晓晓不自觉解释了起来,“这是舅母让红杏送来的,说他们有意向我提亲。”
说到最后两个字,晓晓声如蚊讷,小脸也不自觉红了,裴修寒原本还没将这两人放在心上,毕竟,在他心底,这两个没一个行的,他之所以觉得不爽,也不过是恼怒于他们的胆大妄为,他看上的人,竟也敢跟他抢。
见小丫头竟是露出了羞赧的神情,裴修寒神情都紧绷了起来,语气也带了一丝不易察觉的紧张,“有看上的?”
晓晓连忙摇头,“没有!哥哥我还小呢。”
“是还小。”刚附和完,裴修寒就想撤回上一句话,他清了清喉咙才道,“其实也不算太小,这个年龄也可以考虑一下婚配问题,及笄后成亲正合适。”

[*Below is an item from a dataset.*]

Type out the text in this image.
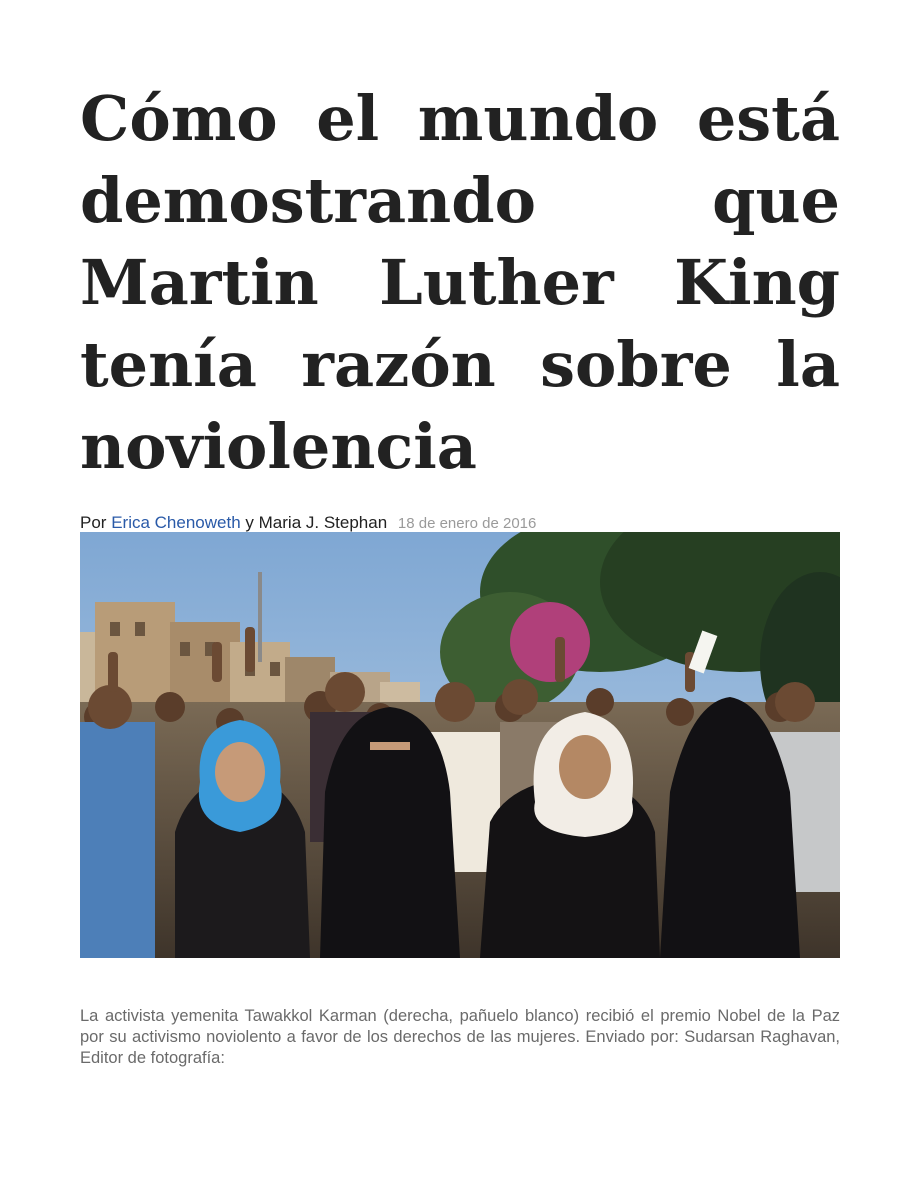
Cómo el mundo está demostrando que Martin Luther King tenía razón sobre la noviolencia
Por Erica Chenoweth y Maria J. Stephan 18 de enero de 2016

La activista yemenita Tawakkol Karman (derecha, pañuelo blanco) recibió el premio Nobel de la Paz por su activismo noviolento a favor de los derechos de las mujeres. Enviado por: Sudarsan Raghavan, Editor de fotografía:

晓晓还以为,他是看重了这两个人中的某一个,怕他同意,她连忙道:“我现在真的不想考虑。”
裴修寒这才意识到,她根本没看上周诚和秦阶。
不等他说什么,他就听到小丫头连忙补充道:“我觉得我还没准备好,之前我过的生辰,是奶奶按照我的个头,随意定的,我连自己何时及笄都不知道,成亲离我太遥远了,哥哥,你不是说,我永远都是你的小姑娘吗?难道才刚过去两天,你就想让我嫁人了?”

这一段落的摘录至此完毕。